New York Post

Lawyers ‘get fat’ on frivolous suits: report

- By EMILY SAUL and DANIKA FEARS

New Yorkers are already wellknown dining snobs — but this is just foodie foolishnes­s.

There’s been a surge in class-action lawsuits filed in the city by persnicket­y Gothamites complainin­g about how their food is marketed — and now nearly a quarter of all such federal cases in the country are filed in New York state, according to a report.

Many of the lawsuits claim products are not as “natural” or as “healthy” as advertised, while others allege there’s a deceptive amount of extra space in the packaging.

“The [Brooklyn-based] Eastern District of New York, in particular, has experience­d a surge of lawsuits targeting food products over the past two years, and the [Manhattan-based] Southern District is not far behind,” the report from the Institute for Legal Reform says.

The surge “appears to result from a few plaintiffs’ firms repeatedly filing such claims,” it contends.

The increase in the Big Apple’s federal food suits is part of a nationwide trend. Between 2015 and 2016, there were 425 active food class-action suits in federal courts; in 2008, there were only about 20.

Twenty-two percent of all such current federal cases were either filed in or transferre­d to New York state. Only California is more litigious when it comes to food-related class actions, as its cases account for 36 percent of the total.

“A few are so laughable that courts have quickly thrown them out,” the report says. “Some are withdrawn or dismissed, typically as a result of a private settlement. Many more are litigated for years.”

Among the current cases in New York is a class action filed by Brooklynit­e Tamika Daniel against Mondelez Internatio­nal in Janu- ary, claiming the confection­ery company is deceiving customers by leaving their boxes of Swedish Fish 63 percent empty.

The lawsuit argues the amount of “slack-fill,” or empty space, violates the Federal Food Drug & Cosmetic Act and the Code of Federal Regulation­s because it’s misleading consumers.

The institute report also points to an October 2016 case in which a Hudson Valley woman sued KFC for $20 million — because her $20 “family-sized” bucket of chicken wasn’t as full as she expected.

Most of the settlement­s in these cases “line the pockets of lawyers, but provide little or no benefit to consumers,” the Institute for Legal Reform report argues.

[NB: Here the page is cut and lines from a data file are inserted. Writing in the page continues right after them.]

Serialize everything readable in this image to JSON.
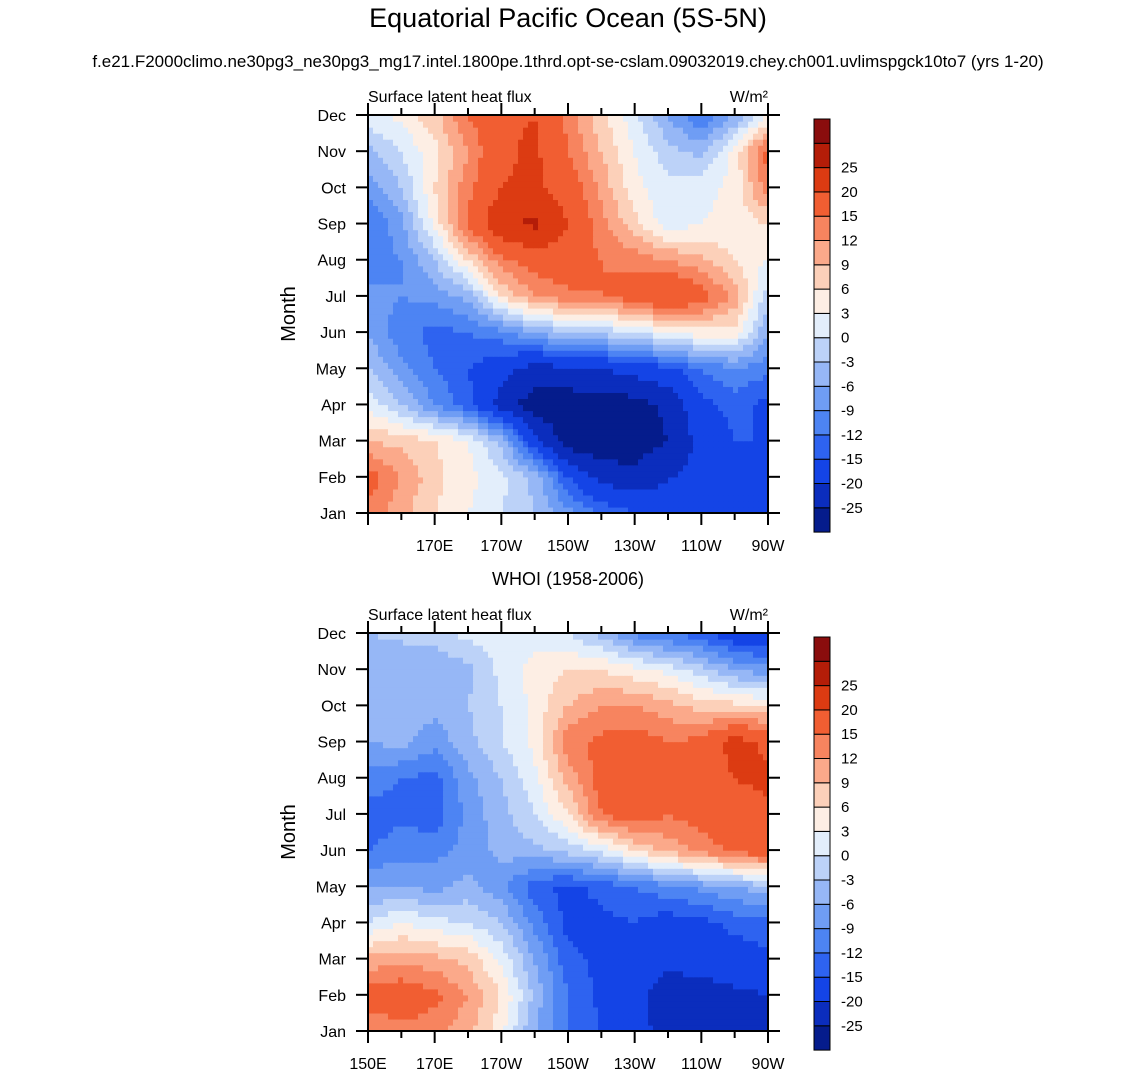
{
  "figure": {
    "title": "Equatorial Pacific Ocean (5S-5N)",
    "subtitle": "f.e21.F2000climo.ne30pg3_ne30pg3_mg17.intel.1800pe.1thrd.opt-se-cslam.09032019.chey.ch001.uvlimspgck10to7 (yrs 1-20)"
  },
  "colorbar": {
    "levels": [
      -25,
      -20,
      -15,
      -12,
      -9,
      -6,
      -3,
      0,
      3,
      6,
      9,
      12,
      15,
      20,
      25
    ],
    "labels": [
      "-25",
      "-20",
      "-15",
      "-12",
      "-9",
      "-6",
      "-3",
      "0",
      "3",
      "6",
      "9",
      "12",
      "15",
      "20",
      "25"
    ],
    "colors": [
      "#051c8c",
      "#0b2dbd",
      "#1444e6",
      "#2e63f0",
      "#4d84f3",
      "#6f9df4",
      "#96b7f6",
      "#bcd2f8",
      "#e3eefb",
      "#fdeee4",
      "#fcd0b9",
      "#fba98a",
      "#f7845f",
      "#f15e32",
      "#dc3b12",
      "#b41d08",
      "#8a0d0d"
    ]
  },
  "chart_data": [
    {
      "type": "heatmap",
      "title": "",
      "left_label": "Surface latent heat flux",
      "right_label": "W/m²",
      "ylabel": "Month",
      "xlabel": "",
      "x_ticks": [
        "",
        "170E",
        "170W",
        "150W",
        "130W",
        "110W",
        "90W"
      ],
      "x_range_deg_east": [
        150,
        270
      ],
      "y_ticks": [
        "Jan",
        "Feb",
        "Mar",
        "Apr",
        "May",
        "Jun",
        "Jul",
        "Aug",
        "Sep",
        "Oct",
        "Nov",
        "Dec"
      ],
      "x_grid_deg_east": [
        150,
        160,
        170,
        180,
        190,
        200,
        210,
        220,
        230,
        240,
        250,
        260,
        270
      ],
      "values": [
        [
          14,
          10,
          6,
          3,
          0,
          -3,
          -8,
          -12,
          -15,
          -18,
          -20,
          -20,
          -18
        ],
        [
          17,
          12,
          7,
          4,
          1,
          -4,
          -15,
          -22,
          -23,
          -20,
          -19,
          -18,
          -16
        ],
        [
          9,
          8,
          6,
          3,
          -4,
          -18,
          -28,
          -29,
          -28,
          -25,
          -18,
          -15,
          -15
        ],
        [
          2,
          -3,
          -9,
          -14,
          -22,
          -28,
          -28,
          -28,
          -27,
          -24,
          -16,
          -14,
          -16
        ],
        [
          -3,
          -8,
          -12,
          -15,
          -18,
          -22,
          -21,
          -20,
          -18,
          -16,
          -12,
          -9,
          -11
        ],
        [
          -6,
          -11,
          -13,
          -12,
          -10,
          -6,
          -3,
          -2,
          0,
          3,
          5,
          5,
          -6
        ],
        [
          -8,
          -9,
          -8,
          -5,
          6,
          12,
          14,
          15,
          17,
          21,
          17,
          11,
          -2
        ],
        [
          -11,
          -9,
          -3,
          6,
          14,
          17,
          18,
          15,
          14,
          12,
          10,
          6,
          3
        ],
        [
          -12,
          -7,
          4,
          16,
          24,
          26,
          20,
          13,
          7,
          1,
          3,
          4,
          6
        ],
        [
          -8,
          -3,
          6,
          14,
          20,
          21,
          18,
          11,
          4,
          1,
          2,
          4,
          14
        ],
        [
          -4,
          0,
          5,
          12,
          19,
          21,
          15,
          9,
          3,
          -2,
          -4,
          4,
          17
        ],
        [
          2,
          4,
          8,
          15,
          19,
          20,
          14,
          7,
          1,
          -6,
          -12,
          -6,
          3
        ]
      ]
    },
    {
      "type": "heatmap",
      "title": "WHOI (1958-2006)",
      "left_label": "Surface latent heat flux",
      "right_label": "W/m²",
      "ylabel": "Month",
      "xlabel": "",
      "x_ticks": [
        "150E",
        "170E",
        "170W",
        "150W",
        "130W",
        "110W",
        "90W"
      ],
      "x_range_deg_east": [
        150,
        270
      ],
      "y_ticks": [
        "Jan",
        "Feb",
        "Mar",
        "Apr",
        "May",
        "Jun",
        "Jul",
        "Aug",
        "Sep",
        "Oct",
        "Nov",
        "Dec"
      ],
      "x_grid_deg_east": [
        150,
        160,
        170,
        180,
        190,
        200,
        210,
        220,
        230,
        240,
        250,
        260,
        270
      ],
      "values": [
        [
          12,
          14,
          13,
          10,
          4,
          -6,
          -12,
          -15,
          -18,
          -22,
          -23,
          -24,
          -22
        ],
        [
          17,
          18,
          16,
          12,
          6,
          -4,
          -12,
          -16,
          -19,
          -22,
          -22,
          -21,
          -20
        ],
        [
          10,
          11,
          10,
          8,
          2,
          -6,
          -14,
          -16,
          -17,
          -19,
          -18,
          -17,
          -16
        ],
        [
          0,
          3,
          1,
          0,
          -3,
          -10,
          -16,
          -16,
          -15,
          -17,
          -16,
          -14,
          -13
        ],
        [
          -6,
          -6,
          -7,
          -5,
          -8,
          -14,
          -16,
          -14,
          -12,
          -10,
          -8,
          -6,
          -4
        ],
        [
          -12,
          -10,
          -10,
          -8,
          -5,
          -4,
          -2,
          1,
          6,
          10,
          13,
          16,
          18
        ],
        [
          -14,
          -13,
          -14,
          -8,
          -4,
          0,
          6,
          15,
          18,
          15,
          17,
          18,
          19
        ],
        [
          -10,
          -12,
          -13,
          -7,
          -3,
          2,
          10,
          17,
          19,
          15,
          18,
          20,
          21
        ],
        [
          -6,
          -5,
          -8,
          -4,
          0,
          4,
          14,
          16,
          17,
          15,
          16,
          22,
          19
        ],
        [
          -4,
          -3,
          -5,
          -3,
          0,
          4,
          9,
          12,
          12,
          10,
          8,
          7,
          6
        ],
        [
          -6,
          -6,
          -6,
          -4,
          1,
          4,
          6,
          6,
          4,
          2,
          -2,
          -6,
          -8
        ],
        [
          -3,
          -2,
          -1,
          1,
          2,
          2,
          0,
          -4,
          -10,
          -12,
          -14,
          -18,
          -20
        ]
      ]
    }
  ]
}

“The trial lawyers are getting fat on food lawsuits — and New Yorkers are picking up the bill,” said Tom Stebbins, executive director of the Lawsuit Reform Alliance of New York.

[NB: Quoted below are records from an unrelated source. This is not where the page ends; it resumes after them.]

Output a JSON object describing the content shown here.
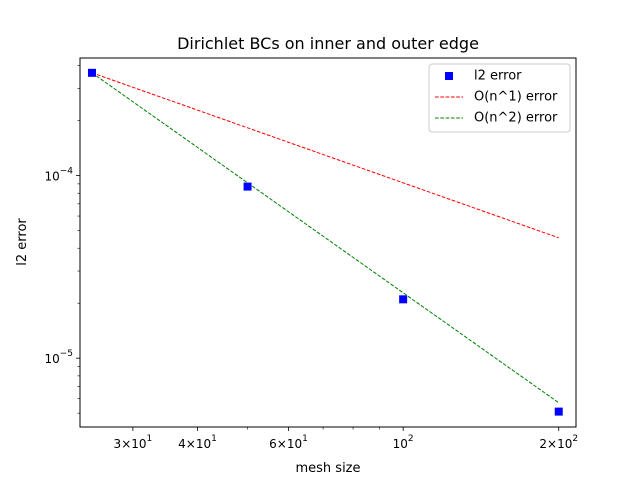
{
  "chart_data": {
    "type": "scatter",
    "title": "Dirichlet BCs on inner and outer edge",
    "xlabel": "mesh size",
    "ylabel": "l2 error",
    "x_scale": "log",
    "y_scale": "log",
    "xlim": [
      23.7,
      216
    ],
    "ylim": [
      4.2e-06,
      0.00044
    ],
    "grid": false,
    "legend_position": "top-right",
    "x_ticks": [
      {
        "value": 30,
        "base": "3",
        "exp": "1"
      },
      {
        "value": 40,
        "base": "4",
        "exp": "1"
      },
      {
        "value": 60,
        "base": "6",
        "exp": "1"
      },
      {
        "value": 100,
        "base": "",
        "exp": "2"
      },
      {
        "value": 200,
        "base": "2",
        "exp": "2"
      }
    ],
    "x_minor_ticks": [
      50,
      70,
      80,
      90
    ],
    "y_ticks": [
      {
        "value": 1e-05,
        "base": "",
        "exp": "−5"
      },
      {
        "value": 0.0001,
        "base": "",
        "exp": "−4"
      }
    ],
    "y_minor_ticks": [
      5e-06,
      6e-06,
      7e-06,
      8e-06,
      9e-06,
      2e-05,
      3e-05,
      4e-05,
      5e-05,
      6e-05,
      7e-05,
      8e-05,
      9e-05,
      0.0002,
      0.0003,
      0.0004
    ],
    "series": [
      {
        "name": "l2 error",
        "style": "marker",
        "color": "#0000ff",
        "x": [
          25,
          50,
          100,
          200
        ],
        "y": [
          0.000365,
          8.7e-05,
          2.1e-05,
          5.1e-06
        ]
      },
      {
        "name": "O(n^1) error",
        "style": "dashed",
        "color": "#ff0000",
        "x": [
          25,
          200
        ],
        "y": [
          0.000365,
          4.56e-05
        ]
      },
      {
        "name": "O(n^2) error",
        "style": "dashed",
        "color": "#008000",
        "x": [
          25,
          200
        ],
        "y": [
          0.000365,
          5.7e-06
        ]
      }
    ]
  }
}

“People may laugh when Starbucks is sued for coffee that is too hot and sued again for coffee with too much ice, but these lawsuits should give everyone indigestio­n. The cost of defending these lawsuits is passed directly on to consumers like us.”

The report says lawyers handling the cases argue “that they do not need to show that consumers saw, heard, or relied on the labeling or advertisin­g at issue when deciding to purchase the product, but only that consumers might be misled.”

Kim Richman’s firm, Richman Law Group, is one of the New York City firms cited in the report for having filed many food-related class actions.

He said there are more suits because “people’s consciousn­ess around food has . . . been growing.”

“The government in this day and age is not doing enough to protect consumers,” he added.